I believe this was suggested by another poster early in this
thread, but I didn't understand what he or she meant until
just this moment. Individual photons in an extremely sparse
beam from a monochromatic source can be diffracted from a
grating onto an array of calorimeters. The angle at which
they are diffracted gives one measure of the wavelength, and
the energy they impart to the detectors gives a second,
independent measure of the wavelength. Both measurements
will be limited by Heisenberg uncertainty and by the physical
limits of the detectors, but they should always agree to some
extent. If they disagree often, then I might have reason to
doubt that individual photons have definite wavelengths.

-- Jeff, in Minneapolis

 

[PeterDonis]

I am not talking about decomposing the Fock state into separable states in the energy basis.

I guess I don't understand what state you're talking about.

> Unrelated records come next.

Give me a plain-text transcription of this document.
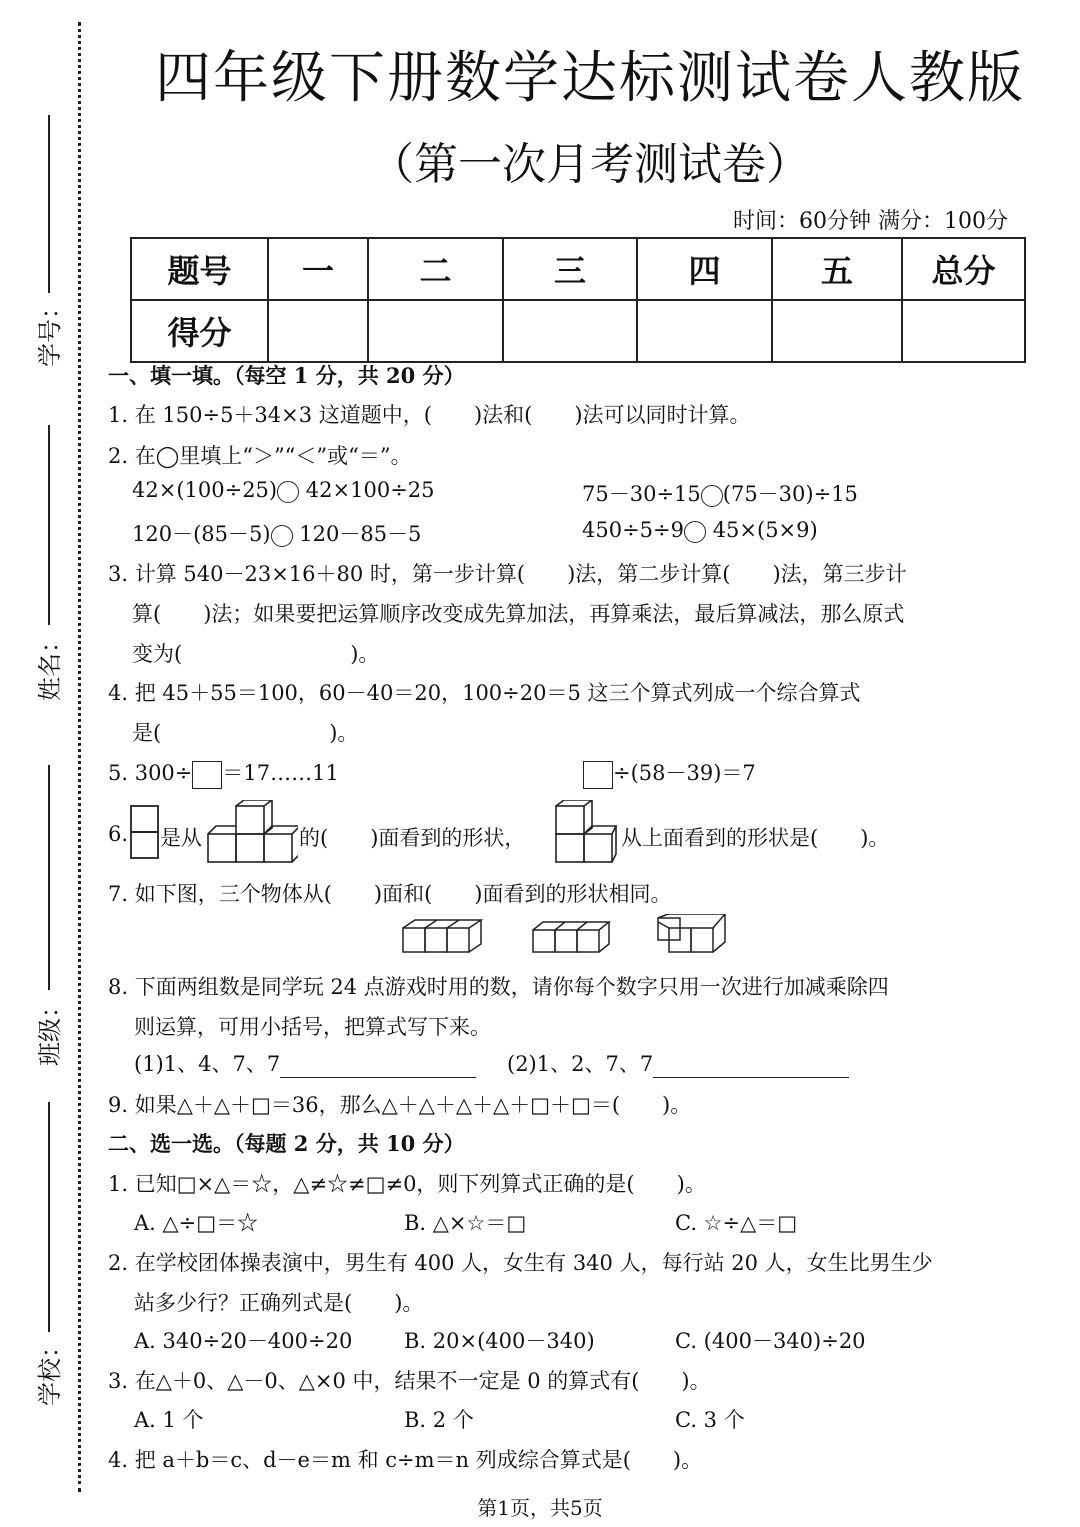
学号：
姓名：
班级：
学校：
四年级下册数学达标测试卷人教版
（第一次月考测试卷）
时间：60分钟 满分：100分
题号	一	二	三	四	五	总分
得分						
一、填一填。（每空 1 分，共 20 分）
1. 在 150÷5＋34×3 这道题中，(　　)法和(　　)法可以同时计算。
2. 在◯里填上“＞”“＜”或“＝”。
42×(100÷25) 42×100÷25	75－30÷15 (75－30)÷15
120－(85－5) 120－85－5	450÷5÷9 45×(5×9)
3. 计算 540－23×16＋80 时，第一步计算(　　)法，第二步计算(　　)法，第三步计
算(　　)法；如果要把运算顺序改变成先算加法，再算乘法，最后算减法，那么原式
变为(　　　　　　　　)。
4. 把 45＋55＝100，60－40＝20，100÷20＝5 这三个算式列成一个综合算式
是(　　　　　　　　)。
5. 300÷ ＝17……11	÷(58－39)＝7
6. 是从	的(　　)面看到的形状，	从上面看到的形状是(　　)。
7. 如下图，三个物体从(　　)面和(　　)面看到的形状相同。
8. 下面两组数是同学玩 24 点游戏时用的数，请你每个数字只用一次进行加减乘除四
则运算，可用小括号，把算式写下来。
(1)1、4、7、7	(2)1、2、7、7
9. 如果△＋△＋□＝36，那么△＋△＋△＋△＋□＋□＝(　　)。
二、选一选。（每题 2 分，共 10 分）
1. 已知□×△＝☆，△≠☆≠□≠0，则下列算式正确的是(　　)。
A. △÷□＝☆	B. △×☆＝□	C. ☆÷△＝□
2. 在学校团体操表演中，男生有 400 人，女生有 340 人，每行站 20 人，女生比男生少
站多少行？正确列式是(　　)。
A. 340÷20－400÷20 B. 20×(400－340)	C. (400－340)÷20
3. 在△＋0、△－0、△×0 中，结果不一定是 0 的算式有(　　)。
A. 1 个	B. 2 个	C. 3 个
4. 把 a＋b＝c、d－e＝m 和 c÷m＝n 列成综合算式是(　　)。
第1页，共5页
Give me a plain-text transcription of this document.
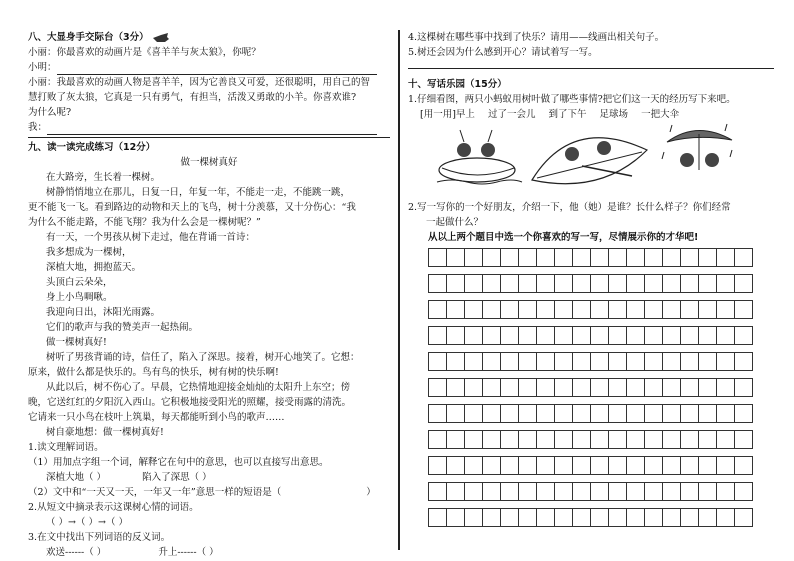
八、大显身手交际台（3分）
小丽：你最喜欢的动画片是《喜羊羊与灰太狼》，你呢？
小明：
小丽：我最喜欢的动画人物是喜羊羊，因为它善良又可爱，还很聪明，用自己的智
慧打败了灰太狼，它真是一只有勇气，有担当，活泼又勇敢的小羊。你喜欢谁?
为什么呢?
我：
九、读一读完成练习（12分）
做一棵树真好
在大路旁，生长着一棵树。
树静悄悄地立在那儿，日复一日，年复一年，不能走一走，不能跳一跳，
更不能飞一飞。看到路边的动物和天上的飞鸟，树十分羡慕，又十分伤心：“我
为什么不能走路，不能飞翔？我为什么会是一棵树呢？”
有一天，一个男孩从树下走过，他在背诵一首诗：
我多想成为一棵树，
深植大地，拥抱蓝天。
头顶白云朵朵，
身上小鸟啁啾。
我迎向日出，沐阳光雨露。
它们的歌声与我的赞美声一起热闹。
做一棵树真好!
树听了男孩背诵的诗，信任了，陷入了深思。接着，树开心地笑了。它想：
原来，做什么都是快乐的。鸟有鸟的快乐，树有树的快乐啊!
从此以后，树不伤心了。早晨，它热情地迎接金灿灿的太阳升上东空；傍
晚，它送红红的夕阳沉入西山。它积极地接受阳光的照耀，接受雨露的清洗。
它请来一只小鸟在枝叶上筑巢，每天都能听到小鸟的歌声……
树自豪地想：做一棵树真好!
1.读文理解词语。
（1）用加点字组一个词，解释它在句中的意思，也可以直接写出意思。
深植大地（ ）	陷入了深思（ ）
（2）文中和“一天又一天，一年又一年”意思一样的短语是（	）
2.从短文中摘录表示这课树心情的词语。
（ ）→（ ）→（ ）
3.在文中找出下列词语的反义词。
欢送------（ ）	升上------（ ）
4.这棵树在哪些事中找到了快乐？请用——线画出相关句子。
5.树还会因为什么感到开心？请试着写一写。
十、写话乐园（15分）
1.仔细看图，两只小蚂蚁用树叶做了哪些事情?把它们这一天的经历写下来吧。
[用一用]早上 过了一会儿 到了下午 足球场 一把大伞
2.写一写你的一个好朋友，介绍一下，他（她）是谁？长什么样子？你们经常
一起做什么？
从以上两个题目中选一个你喜欢的写一写，尽情展示你的才华吧!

It would be helpful if you would use math instead of ordinary language to describe it. (This thread in general could use more math and less ordinary language.)

 

[PeterDonis]

I do not know what a "state" is in this context.

Then you don't have the proper background to even be talking about "photons" at all, let alone whether their wavelengths can be measured and under what circumstances. As I have already said, your reasoning is based on misunderstandings. You need to fix those misunderstandings before you can even begin to try to answer your original question. The best way to fix those misunderstandings is to work through a good textbook on quantum electrodynamics.

Another example of misunderstanding:

Each
detection consists typically of only one photon per pulse.

Nope. It has already been explained that laser light does not consist of "single photon" states. The fact that many sources describe laser light pulses of low intensity as "single photon" pulses is an indication that those sources are using sloppy ordinary language.

 

[PeterDonis]

I agree that there is no such thing as "a photon's reference
frame".

You think you do, but you don't. I know you don't because everything else you say in that same paragraph is wrong, yet you think you are agreeing with me.

So in addition to working through a good textbook on quantum electrodynamics, you need to work through a good textbook on special relativity. You might also want to read the PF FAQ article on why there is no "rest frame of a photon".

 

[PeterDonis]

Is this not a wavelength measurement of single photon?

Not if the light coming from the source is not in a state that can be described as a "single photon" state, as I've already explained. Which it certainly won't be if the light is from Sirius. Your post #41 doesn't specify a single light source, but you mention a laser, which, as I've already explained, also does not produce "single photon" states.

 

[PeterDonis]

The OP of this thread is based on misunderstandings, which do not appear to be corrected by the explanations already given. Thread closed.